Ей ничего не ответили.
— Черт ее знает, — тут и дров-то два шиша с половиной, ведь только один верхний этаж деревянный, — сказал человек в нагольном полушубке и высморкался в сторону, сняв с руки рукавицу.
— Чего вы смотрите-то? — крикнула опять женщина беспокойно. — Вот ведь окаянные! Подъехали ни с того ни с чего и вытаращились. На крыше, что ли, что делается?..
И она, выбежав на середину улицы, тоже стала смотреть на крышу.
— Что-нибудь нашли, — сказал старичок из прохожих, — зря не станут смотреть, не такой народ.
— Крыша как крыша, — говорила женщина в недоумении, — и бельмы таращить на нее нечего.
— На наших соседей так-то смотрели, смотрели, а потом — хлоп! Да всех в Чеку.
— Очень просто.
— Да что у них, окаянных, язык, что ли, отсох? — крикнула опять женщина, у них спрашиваешь, а они, как горох к стене, ровно ты не человек, а какой-нибудь мышь.
Приехавшие докурили папироски и еще раз с сомнением посмотрели на дом.
— Какие только головы орудуют, — сказал человек в теплом пиджаке, — живут себе люди, можно сказать, и во сне не снится, вдруг — хлоп — пожалуйте на мороз для вентиляции.
— Ну, рассуждать не наше дело. Зря делать не будут. Инженеры небось все обмозговали. Наше дело — вали да и только.

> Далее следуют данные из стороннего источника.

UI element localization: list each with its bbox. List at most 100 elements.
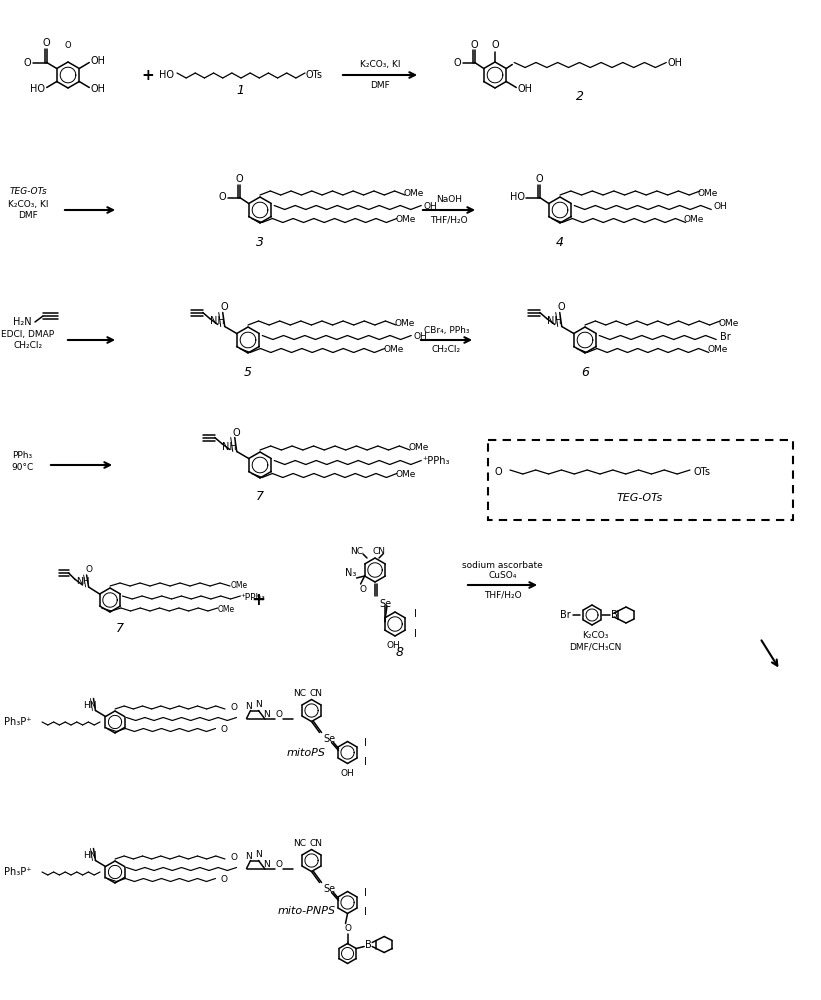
Text: ⁺PPh₃: ⁺PPh₃ — [240, 592, 265, 601]
Text: OMe: OMe — [409, 444, 429, 452]
Text: OMe: OMe — [395, 318, 415, 328]
Text: OMe: OMe — [396, 215, 416, 224]
Text: O: O — [231, 854, 237, 862]
Text: O: O — [85, 566, 92, 574]
Text: N: N — [264, 710, 270, 719]
Text: Ph₃P⁺: Ph₃P⁺ — [4, 717, 32, 727]
Text: OH: OH — [518, 84, 533, 94]
Text: NH: NH — [76, 578, 89, 586]
Text: H₂N: H₂N — [12, 317, 31, 327]
Text: O: O — [491, 40, 499, 50]
Text: O: O — [275, 860, 282, 869]
Text: O: O — [43, 38, 51, 48]
Text: 7: 7 — [256, 490, 264, 504]
Text: O: O — [275, 710, 282, 719]
Text: O: O — [221, 875, 228, 884]
Text: N: N — [245, 702, 252, 711]
Text: 1: 1 — [236, 85, 244, 98]
Text: HO: HO — [30, 84, 45, 94]
Text: N₃: N₃ — [345, 568, 356, 578]
Text: B: B — [365, 940, 372, 950]
Text: NH: NH — [548, 316, 562, 326]
Text: O: O — [558, 302, 566, 312]
Text: Se: Se — [323, 734, 336, 744]
Text: Br: Br — [720, 332, 731, 342]
Text: OH: OH — [424, 202, 437, 211]
Text: TEG-OTs: TEG-OTs — [617, 493, 663, 503]
Text: ⁺PPh₃: ⁺PPh₃ — [423, 456, 450, 466]
Text: HN: HN — [83, 701, 96, 710]
Text: 2: 2 — [576, 91, 584, 104]
Text: K₂CO₃, KI: K₂CO₃, KI — [7, 200, 48, 209]
Text: EDCI, DMAP: EDCI, DMAP — [2, 330, 54, 338]
Text: OH: OH — [414, 332, 427, 341]
Text: O: O — [494, 467, 502, 477]
Text: I: I — [364, 888, 366, 898]
Text: O: O — [233, 428, 241, 438]
Text: NC: NC — [351, 548, 364, 556]
Text: I: I — [364, 757, 366, 767]
Text: OH: OH — [341, 769, 355, 778]
Text: 6: 6 — [581, 365, 589, 378]
Text: I: I — [364, 907, 366, 917]
Text: OH: OH — [667, 57, 683, 68]
Text: Se: Se — [379, 599, 391, 609]
Text: I: I — [414, 629, 417, 639]
Text: NaOH: NaOH — [436, 196, 462, 205]
Text: Br: Br — [560, 610, 571, 620]
Text: I: I — [414, 609, 417, 619]
Text: +: + — [251, 591, 265, 609]
Text: O: O — [65, 40, 71, 49]
Text: HO: HO — [159, 70, 175, 80]
Text: OTs: OTs — [694, 467, 710, 477]
Text: OMe: OMe — [231, 580, 248, 589]
Text: sodium ascorbate: sodium ascorbate — [462, 560, 543, 570]
Text: OMe: OMe — [698, 188, 718, 198]
Text: O: O — [219, 192, 227, 202]
Text: OMe: OMe — [383, 345, 404, 354]
Text: NC: NC — [293, 689, 306, 698]
Text: THF/H₂O: THF/H₂O — [484, 590, 521, 599]
Text: O: O — [454, 57, 461, 68]
Text: O: O — [359, 584, 366, 593]
Text: 7: 7 — [116, 621, 124, 635]
Text: HN: HN — [83, 851, 96, 860]
Text: mito-PNPS: mito-PNPS — [277, 906, 336, 916]
Text: DMF: DMF — [370, 81, 390, 90]
Text: CH₂Cl₂: CH₂Cl₂ — [13, 342, 43, 351]
Text: DMF/CH₃CN: DMF/CH₃CN — [569, 643, 621, 652]
Text: 90°C: 90°C — [11, 462, 33, 472]
Text: Se: Se — [323, 884, 336, 894]
Text: OMe: OMe — [684, 215, 704, 224]
Text: CBr₄, PPh₃: CBr₄, PPh₃ — [424, 326, 470, 334]
Text: O: O — [231, 704, 237, 712]
Text: OMe: OMe — [719, 318, 739, 328]
Text: DMF: DMF — [18, 212, 38, 221]
Text: OH: OH — [91, 84, 106, 94]
Text: 4: 4 — [556, 235, 564, 248]
Text: OMe: OMe — [708, 345, 728, 354]
Text: I: I — [364, 738, 366, 748]
Text: CuSO₄: CuSO₄ — [488, 570, 516, 580]
Text: OH: OH — [386, 642, 400, 650]
Text: Ph₃P⁺: Ph₃P⁺ — [4, 867, 32, 877]
Text: N: N — [255, 700, 262, 709]
Text: 8: 8 — [396, 646, 404, 658]
Text: 5: 5 — [244, 365, 252, 378]
Text: NH: NH — [210, 316, 225, 326]
Text: OMe: OMe — [396, 470, 416, 479]
Text: +: + — [142, 68, 154, 83]
Text: PPh₃: PPh₃ — [12, 450, 32, 460]
Text: O: O — [221, 725, 228, 734]
Text: N: N — [245, 852, 252, 861]
Text: K₂CO₃, KI: K₂CO₃, KI — [360, 60, 401, 70]
Text: K₂CO₃: K₂CO₃ — [582, 631, 608, 640]
Text: O: O — [236, 174, 244, 184]
Text: CN: CN — [373, 548, 386, 556]
Text: THF/H₂O: THF/H₂O — [430, 216, 468, 225]
Text: B: B — [611, 610, 617, 620]
Text: CH₂Cl₂: CH₂Cl₂ — [432, 346, 461, 355]
Text: NC: NC — [293, 839, 306, 848]
Bar — [488, 440, 793, 520]
Text: NH: NH — [222, 442, 237, 452]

— Против этого не говорят. А я к тому, что все-таки головы дурацкие: ведь вон рядом то пустой стоит, разломан наполовину, а он свежий давай разворачивать. Вот к чему говорят.
— А что тебе жалко, что ли? — сказал человек в пиджаке. — Наше дело поспевай ломать, а думать пущай другие будут.
— А как же с этими быть, что живут?
— Это уж их дело.
— Да, вот какие дела, — сказал человек в нагольном полушубке и пошел к воротам, в которых, кроме женщины в платке, стояло еще человек десять жильцов. — Вот что, вы собирайтесь, а мы пока над крышей тут будем орудовать.
— Что орудовать?.. Над какой крышей?..
— Над вашей, над какой же больше.
— Я говорил, даром смотреть не будут, — сказал старичок.
— А мы-то как же, ироды! — закричала женщина.
— Об вас разговора не было. Поэтому можете свободно располагать, — сказал, подходя, человек в пиджаке.
— Да чем располагать-то?
— А без задержки можете перебираться, вам задержки никакой, и ничего вам за это не будет.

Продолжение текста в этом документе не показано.